Aging/neurodegeneration

Question 1

Why do we expect more people suffering from dementia in the future?

Answer 1

Because of demographic changes, mainly caused by the large baby boomer generation.

Question 2

Rank these by which are the best for dementia prevention:
Education
Stop smoking
Avoid high blood pressure
prevent obesity and diabetes
Prevent depression
Social interaction

Answer 2

1. Education
2. Stop smoking
3. Social interaction
4. prevent depression
5. Avoid high blood pressure
6. prevent obesity and diabetes

However, for degenerative dementia such as Alzheimer’s, these factors don’t seem to help in prevention.

Question 3

What is a typical psychometric test of Alzheimer’s?

Answer 3

Test persons are asked to draw a clock that shows a specific time of day.

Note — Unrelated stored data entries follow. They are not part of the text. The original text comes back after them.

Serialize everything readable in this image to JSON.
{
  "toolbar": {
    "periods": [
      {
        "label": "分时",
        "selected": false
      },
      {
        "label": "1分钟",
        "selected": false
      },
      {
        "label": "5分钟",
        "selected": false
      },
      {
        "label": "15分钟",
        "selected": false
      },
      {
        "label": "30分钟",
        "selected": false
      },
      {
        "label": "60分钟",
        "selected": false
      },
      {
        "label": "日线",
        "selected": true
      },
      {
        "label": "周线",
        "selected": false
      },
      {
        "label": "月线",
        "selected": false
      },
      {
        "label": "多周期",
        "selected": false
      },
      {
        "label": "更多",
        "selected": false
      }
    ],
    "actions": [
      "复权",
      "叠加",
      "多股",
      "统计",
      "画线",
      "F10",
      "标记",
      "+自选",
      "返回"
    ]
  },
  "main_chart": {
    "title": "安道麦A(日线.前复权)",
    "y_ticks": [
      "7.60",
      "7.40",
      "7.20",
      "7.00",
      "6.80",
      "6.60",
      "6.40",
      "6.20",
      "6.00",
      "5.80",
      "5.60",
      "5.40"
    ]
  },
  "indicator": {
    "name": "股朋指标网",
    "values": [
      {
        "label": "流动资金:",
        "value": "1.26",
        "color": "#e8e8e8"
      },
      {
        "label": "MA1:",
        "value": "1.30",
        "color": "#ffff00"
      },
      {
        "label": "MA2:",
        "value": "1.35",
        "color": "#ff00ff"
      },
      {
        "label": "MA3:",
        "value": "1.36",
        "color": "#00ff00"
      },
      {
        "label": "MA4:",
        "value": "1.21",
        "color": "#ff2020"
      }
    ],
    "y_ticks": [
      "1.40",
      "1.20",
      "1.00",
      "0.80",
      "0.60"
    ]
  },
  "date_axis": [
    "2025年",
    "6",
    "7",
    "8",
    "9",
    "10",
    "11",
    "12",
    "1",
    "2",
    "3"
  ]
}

Depending on the irregularities of the clock drawing (misplaced numbers, missing arrows etc.), the clinician can score the patient, indicating a probability of having AD.

Question 4

What are the first signs of dementia in the brain?

Answer 4

The first brain areas to be affected are in the temporal lobe, where the hippocampus degenerates, why memory problems arise, often accompanied by language problems.

Question 5

Amyloid hypothesis of AD.

Answer 5

The amyloid hypothesis postulates that amyloid-beta (Aβ), in a variety of forms, triggers a cascade harming synapses and ultimately neurons, producing the pathological presentations of Aβ plaques, tau tangles, synapse loss and neurodegeneration, leading to dementia.

Question 6

Baptist Vs Taoists

Answer 6

Chicken/egg problem, what comes first: dysfunction of Beta-amyloid-protein or disturbed protein metabolism?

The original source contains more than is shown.